12. A method comprising: receiving, by one or more processors, a tree data structure representing a plurality of tags arranged in a hierarchy indicating a business level of abstraction; executing a field level classification of data to obtain field tags related to the data; generating a graph data structure by: matching field tags of the data to a set of child tags of the tree and creating a first node in the graph data structure for at least a parent tag of the set of child tags and a second node in the graph data structure for a resource in the data corresponding to the field tags; based on at least one of an amount of matching between the field tags and the set of child tags, or one or more entity relationships, creating, in the graph data structure, a directed edge from the second node to the first node; and repeating the matching and the creating for a plurality of the parent tags and a plurality of the resources in the data to generate the graph data structure; and executing a ranking algorithm on the graph data structure to determine at least one of the first nodes having a rank that exceeds a rank threshold.

13. The method as recited in claim 12, wherein matching the field tags of the data to the set of child tags of the tree includes determining that an amount of the matching exceeds a matching threshold.
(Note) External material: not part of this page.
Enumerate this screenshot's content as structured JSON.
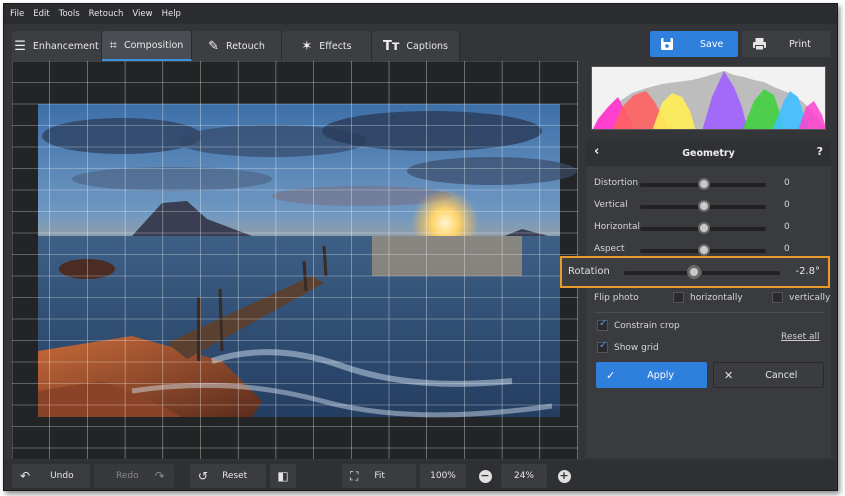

14. One or more non-transitory computer-readable media storing instructions that, when executed by one or more processors, configure the one or more processors to perform operations comprising: a tree data structure representing a plurality of tags arranged in a hierarchy indicating a business level of abstraction; executing a field level classification of data to obtain field tags related to the data; generating a graph data structure by: matching field tags of the data to a set of child tags of the tree and creating a first node in the graph data structure for at least a parent tag of the set of child tags and a second node in the graph data structure for a resource in the data corresponding to the field tags; based on at least one of an amount of matching between the field tags and the set of child tags, or one or more entity relationships, creating, in the graph data structure, a directed edge from the second node to the first node; and repeating the matching and the creating for a plurality of the parent tags and a plurality of the resources in the data to generate the graph data structure; and executing a ranking algorithm on the graph data structure to determine at least one of the first nodes having a rank that exceeds a rank threshold.

15. The one or more non-transitory computer-readable media as recited in claim 14, wherein matching the field tags of the data to the set of child tags of the tree includes determining that an amount of the matching exceeds a matching threshold.